Q1.What are the expected toxicity ?
Q2.What is your management plan?
Jumpy Child
Thanks for your comments
No much reported are available for clarithromycin and macrolide overdose,
Acute oral overdose of antibiotics is uncommon and usually cause GI symptoms . Serious toxicity have not been reported in general after single oral overdose, Acute toxicity is more likely to be seen after inadvertent IV injections like anaphylaxis
Neurotoxicity, cardiotoxicity and some acute kidney injury have been reported in context of chronic toxicity in renal patients
Treatment in general in supportive ,
If child remain asymptomatic can be discharged after few hours observation
References:
Terry King-Wing Ma et al , Clinical manifestation of macrolide antibiotic toxicity in CKD and dialysis patients. Clinical Kidney Journal, Volume 7, Issue 6, December 2014, Pages 507–512,
After search
Could not find alot about clarithromycin toxicity
Clarithromycin toxicity
-GI symptoms-nausea ,vomiting,dyspepsia,abdominal discomfort
-anaphylaxis
-cardiac-QTc prolongation
——————
Plan :
Observe in ER for couple of hours(t1/2 of clarithromycin is 3-4hrs)
-So will start with
-ABCDE
-vitals(Spo2,temp,Bp,HR,RR)-already mentioned as normal
-RBS
-ECG (calculate QTc )
-send and trace LFT,RFT
-observe for any anaphylactic symptoms,GI or cardiovascular instability)

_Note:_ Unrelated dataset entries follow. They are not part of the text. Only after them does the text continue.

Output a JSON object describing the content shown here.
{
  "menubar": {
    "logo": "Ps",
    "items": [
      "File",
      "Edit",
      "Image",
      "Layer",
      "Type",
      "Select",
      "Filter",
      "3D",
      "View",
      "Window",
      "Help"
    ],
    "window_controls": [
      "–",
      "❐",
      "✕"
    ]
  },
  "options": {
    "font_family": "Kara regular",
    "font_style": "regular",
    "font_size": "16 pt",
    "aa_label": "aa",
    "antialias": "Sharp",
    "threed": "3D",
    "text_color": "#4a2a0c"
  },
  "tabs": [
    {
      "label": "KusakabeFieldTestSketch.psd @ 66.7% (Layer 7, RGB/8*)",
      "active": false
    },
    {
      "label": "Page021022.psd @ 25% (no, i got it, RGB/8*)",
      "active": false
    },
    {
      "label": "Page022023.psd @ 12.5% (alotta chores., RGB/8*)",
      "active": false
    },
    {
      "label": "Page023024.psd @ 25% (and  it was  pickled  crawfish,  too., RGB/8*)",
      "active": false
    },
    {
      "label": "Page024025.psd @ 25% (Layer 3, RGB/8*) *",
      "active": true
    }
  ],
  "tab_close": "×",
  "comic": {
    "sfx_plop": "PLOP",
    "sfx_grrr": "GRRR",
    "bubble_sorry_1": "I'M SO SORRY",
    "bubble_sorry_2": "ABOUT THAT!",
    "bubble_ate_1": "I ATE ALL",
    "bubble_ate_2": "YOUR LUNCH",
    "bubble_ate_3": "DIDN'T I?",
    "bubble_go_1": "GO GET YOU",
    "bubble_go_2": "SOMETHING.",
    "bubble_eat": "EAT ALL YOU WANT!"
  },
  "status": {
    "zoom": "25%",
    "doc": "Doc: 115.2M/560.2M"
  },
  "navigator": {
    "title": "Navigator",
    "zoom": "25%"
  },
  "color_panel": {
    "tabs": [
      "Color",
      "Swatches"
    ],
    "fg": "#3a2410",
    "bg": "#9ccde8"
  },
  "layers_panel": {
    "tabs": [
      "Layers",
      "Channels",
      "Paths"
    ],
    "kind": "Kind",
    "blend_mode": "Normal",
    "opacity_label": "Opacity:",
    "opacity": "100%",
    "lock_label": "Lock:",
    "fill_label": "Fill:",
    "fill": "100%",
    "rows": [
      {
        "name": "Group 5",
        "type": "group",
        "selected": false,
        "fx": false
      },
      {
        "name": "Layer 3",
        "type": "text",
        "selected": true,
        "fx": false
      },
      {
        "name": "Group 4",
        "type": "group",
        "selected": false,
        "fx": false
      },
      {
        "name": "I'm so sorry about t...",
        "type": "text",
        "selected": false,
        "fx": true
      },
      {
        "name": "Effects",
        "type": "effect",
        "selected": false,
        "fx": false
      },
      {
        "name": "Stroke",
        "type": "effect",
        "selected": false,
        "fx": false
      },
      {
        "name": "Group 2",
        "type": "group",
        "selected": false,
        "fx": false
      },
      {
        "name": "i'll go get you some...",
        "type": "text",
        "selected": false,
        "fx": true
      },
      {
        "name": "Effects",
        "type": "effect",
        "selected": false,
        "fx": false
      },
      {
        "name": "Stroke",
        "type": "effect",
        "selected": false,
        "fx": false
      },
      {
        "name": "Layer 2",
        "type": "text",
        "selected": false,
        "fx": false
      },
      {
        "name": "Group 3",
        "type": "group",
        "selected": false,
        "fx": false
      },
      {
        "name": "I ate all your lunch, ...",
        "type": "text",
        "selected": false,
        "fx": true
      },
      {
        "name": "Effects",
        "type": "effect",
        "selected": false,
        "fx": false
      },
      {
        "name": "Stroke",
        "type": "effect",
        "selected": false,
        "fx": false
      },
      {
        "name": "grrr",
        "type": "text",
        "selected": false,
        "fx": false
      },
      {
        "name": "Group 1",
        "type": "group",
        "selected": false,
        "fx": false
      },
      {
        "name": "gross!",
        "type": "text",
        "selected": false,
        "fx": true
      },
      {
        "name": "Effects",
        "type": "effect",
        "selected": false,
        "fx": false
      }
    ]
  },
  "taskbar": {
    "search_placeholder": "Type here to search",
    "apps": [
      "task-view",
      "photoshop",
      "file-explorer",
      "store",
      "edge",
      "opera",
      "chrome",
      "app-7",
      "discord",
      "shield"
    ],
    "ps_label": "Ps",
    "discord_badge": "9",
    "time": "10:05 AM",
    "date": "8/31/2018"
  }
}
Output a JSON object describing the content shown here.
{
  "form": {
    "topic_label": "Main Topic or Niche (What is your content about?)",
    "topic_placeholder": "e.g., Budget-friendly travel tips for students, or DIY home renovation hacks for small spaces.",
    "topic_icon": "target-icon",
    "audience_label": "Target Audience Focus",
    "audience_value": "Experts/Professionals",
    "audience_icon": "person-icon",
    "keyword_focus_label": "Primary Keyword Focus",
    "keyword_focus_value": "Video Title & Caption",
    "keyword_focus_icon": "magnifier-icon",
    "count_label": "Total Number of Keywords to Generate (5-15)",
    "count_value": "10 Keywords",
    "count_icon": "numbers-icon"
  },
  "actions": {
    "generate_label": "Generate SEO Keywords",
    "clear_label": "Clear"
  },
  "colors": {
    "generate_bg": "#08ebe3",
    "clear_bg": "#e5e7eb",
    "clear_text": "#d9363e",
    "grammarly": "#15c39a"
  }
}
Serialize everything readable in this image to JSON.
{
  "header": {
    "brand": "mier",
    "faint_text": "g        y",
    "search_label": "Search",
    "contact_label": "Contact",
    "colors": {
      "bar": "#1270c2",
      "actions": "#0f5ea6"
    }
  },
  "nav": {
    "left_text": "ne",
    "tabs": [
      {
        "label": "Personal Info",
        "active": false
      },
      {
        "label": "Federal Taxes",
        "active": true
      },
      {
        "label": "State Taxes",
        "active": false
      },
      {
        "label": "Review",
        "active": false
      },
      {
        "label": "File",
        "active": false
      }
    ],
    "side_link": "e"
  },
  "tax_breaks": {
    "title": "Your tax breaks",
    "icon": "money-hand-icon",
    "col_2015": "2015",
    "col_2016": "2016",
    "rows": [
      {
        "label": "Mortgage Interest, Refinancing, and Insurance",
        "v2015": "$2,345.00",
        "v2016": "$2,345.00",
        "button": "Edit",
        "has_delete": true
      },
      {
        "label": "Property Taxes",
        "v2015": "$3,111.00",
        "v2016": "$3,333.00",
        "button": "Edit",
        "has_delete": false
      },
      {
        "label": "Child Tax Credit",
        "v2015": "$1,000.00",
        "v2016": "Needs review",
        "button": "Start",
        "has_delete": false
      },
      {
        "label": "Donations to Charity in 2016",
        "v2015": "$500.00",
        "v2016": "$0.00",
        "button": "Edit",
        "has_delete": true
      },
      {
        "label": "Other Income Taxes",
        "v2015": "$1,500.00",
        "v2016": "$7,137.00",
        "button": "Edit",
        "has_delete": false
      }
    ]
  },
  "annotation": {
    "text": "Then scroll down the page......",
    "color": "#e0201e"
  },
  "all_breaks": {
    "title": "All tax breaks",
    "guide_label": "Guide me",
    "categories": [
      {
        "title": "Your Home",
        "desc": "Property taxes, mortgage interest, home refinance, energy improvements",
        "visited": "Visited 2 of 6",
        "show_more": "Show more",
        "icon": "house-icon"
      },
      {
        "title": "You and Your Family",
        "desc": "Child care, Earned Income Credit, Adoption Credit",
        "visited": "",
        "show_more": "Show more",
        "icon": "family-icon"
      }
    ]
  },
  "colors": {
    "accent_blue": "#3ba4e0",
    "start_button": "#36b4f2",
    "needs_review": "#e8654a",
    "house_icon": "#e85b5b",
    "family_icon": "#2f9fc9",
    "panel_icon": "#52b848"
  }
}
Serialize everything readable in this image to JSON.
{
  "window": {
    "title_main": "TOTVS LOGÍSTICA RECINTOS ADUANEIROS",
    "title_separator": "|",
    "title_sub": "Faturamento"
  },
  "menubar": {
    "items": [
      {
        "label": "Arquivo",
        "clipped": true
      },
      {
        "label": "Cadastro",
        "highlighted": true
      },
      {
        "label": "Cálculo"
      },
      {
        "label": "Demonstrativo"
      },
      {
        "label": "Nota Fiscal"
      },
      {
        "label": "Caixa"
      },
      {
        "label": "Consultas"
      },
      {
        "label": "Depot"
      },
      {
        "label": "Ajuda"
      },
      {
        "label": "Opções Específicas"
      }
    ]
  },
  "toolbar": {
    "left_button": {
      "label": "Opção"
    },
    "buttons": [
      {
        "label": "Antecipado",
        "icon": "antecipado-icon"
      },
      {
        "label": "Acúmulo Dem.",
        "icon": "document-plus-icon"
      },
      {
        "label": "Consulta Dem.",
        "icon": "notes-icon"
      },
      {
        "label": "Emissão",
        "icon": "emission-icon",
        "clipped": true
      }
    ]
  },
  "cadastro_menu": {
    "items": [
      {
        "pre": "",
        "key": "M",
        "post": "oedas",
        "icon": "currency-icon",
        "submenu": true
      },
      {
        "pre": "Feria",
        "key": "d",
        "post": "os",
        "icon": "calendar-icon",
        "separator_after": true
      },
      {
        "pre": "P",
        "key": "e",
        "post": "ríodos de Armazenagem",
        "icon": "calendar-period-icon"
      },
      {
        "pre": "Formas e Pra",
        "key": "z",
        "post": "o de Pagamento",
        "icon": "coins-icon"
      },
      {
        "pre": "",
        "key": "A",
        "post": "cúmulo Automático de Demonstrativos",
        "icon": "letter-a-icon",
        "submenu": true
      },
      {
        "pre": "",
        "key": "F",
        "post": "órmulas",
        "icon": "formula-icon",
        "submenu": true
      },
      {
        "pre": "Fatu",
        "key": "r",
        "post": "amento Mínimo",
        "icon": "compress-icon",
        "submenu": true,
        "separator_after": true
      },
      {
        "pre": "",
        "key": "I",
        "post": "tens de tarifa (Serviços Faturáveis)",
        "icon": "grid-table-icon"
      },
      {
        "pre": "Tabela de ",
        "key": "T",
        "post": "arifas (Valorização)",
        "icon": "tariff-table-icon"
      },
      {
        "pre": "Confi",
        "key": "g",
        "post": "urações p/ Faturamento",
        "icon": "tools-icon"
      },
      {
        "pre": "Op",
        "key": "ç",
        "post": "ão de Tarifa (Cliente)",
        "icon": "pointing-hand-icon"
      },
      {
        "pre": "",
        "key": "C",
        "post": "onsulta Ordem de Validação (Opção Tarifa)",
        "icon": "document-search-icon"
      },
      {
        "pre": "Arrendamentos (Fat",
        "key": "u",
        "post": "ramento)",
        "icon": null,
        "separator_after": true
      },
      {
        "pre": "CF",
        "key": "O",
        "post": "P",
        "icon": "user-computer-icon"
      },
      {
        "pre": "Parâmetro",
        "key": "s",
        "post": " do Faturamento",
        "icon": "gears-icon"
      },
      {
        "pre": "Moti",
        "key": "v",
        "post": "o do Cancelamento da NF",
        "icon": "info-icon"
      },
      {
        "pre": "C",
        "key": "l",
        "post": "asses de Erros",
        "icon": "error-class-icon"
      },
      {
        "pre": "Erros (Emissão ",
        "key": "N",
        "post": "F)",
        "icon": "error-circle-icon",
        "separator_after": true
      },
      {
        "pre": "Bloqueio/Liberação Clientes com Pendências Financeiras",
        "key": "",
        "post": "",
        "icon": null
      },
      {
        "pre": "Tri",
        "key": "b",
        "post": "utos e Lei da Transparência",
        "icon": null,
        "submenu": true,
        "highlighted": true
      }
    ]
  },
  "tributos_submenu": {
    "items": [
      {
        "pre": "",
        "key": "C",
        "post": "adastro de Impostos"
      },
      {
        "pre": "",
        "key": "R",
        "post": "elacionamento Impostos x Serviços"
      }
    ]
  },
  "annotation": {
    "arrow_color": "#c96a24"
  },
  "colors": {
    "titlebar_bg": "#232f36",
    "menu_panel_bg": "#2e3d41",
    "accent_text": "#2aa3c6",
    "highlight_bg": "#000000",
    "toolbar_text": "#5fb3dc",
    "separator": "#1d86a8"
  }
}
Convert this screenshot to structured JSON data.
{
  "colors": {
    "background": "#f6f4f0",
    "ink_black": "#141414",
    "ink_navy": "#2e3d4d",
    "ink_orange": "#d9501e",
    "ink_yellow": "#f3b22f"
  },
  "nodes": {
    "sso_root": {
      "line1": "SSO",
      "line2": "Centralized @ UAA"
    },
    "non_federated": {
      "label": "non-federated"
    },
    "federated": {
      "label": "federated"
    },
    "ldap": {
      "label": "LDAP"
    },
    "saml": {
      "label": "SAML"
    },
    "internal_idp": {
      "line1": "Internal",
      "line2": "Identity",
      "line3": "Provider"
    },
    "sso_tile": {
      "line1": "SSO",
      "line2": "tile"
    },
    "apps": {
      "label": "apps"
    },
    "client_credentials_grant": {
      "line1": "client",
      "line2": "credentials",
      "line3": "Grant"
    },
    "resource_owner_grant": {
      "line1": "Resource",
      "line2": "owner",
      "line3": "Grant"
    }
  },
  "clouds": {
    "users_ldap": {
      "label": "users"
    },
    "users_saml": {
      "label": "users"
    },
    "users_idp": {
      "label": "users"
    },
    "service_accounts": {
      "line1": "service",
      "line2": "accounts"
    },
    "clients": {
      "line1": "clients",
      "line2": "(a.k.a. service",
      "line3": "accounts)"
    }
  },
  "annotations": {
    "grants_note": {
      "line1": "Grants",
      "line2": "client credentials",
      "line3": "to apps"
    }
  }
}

-no need to keep NPO as he is stable and low risk(as he most likely did not shake the bottle before drinking and it is an old medication)
-discharge with advise
-keep drugs away from children-preventing such future events
-come to ED if develop any of the following:LOC,lethargy,irritability,persistent vomiting,poor feeding,SOB
Git upset,hepatotoxicity,hypersensitivity, arrhythmia
,managment by elemenation procedures,observation,serum level.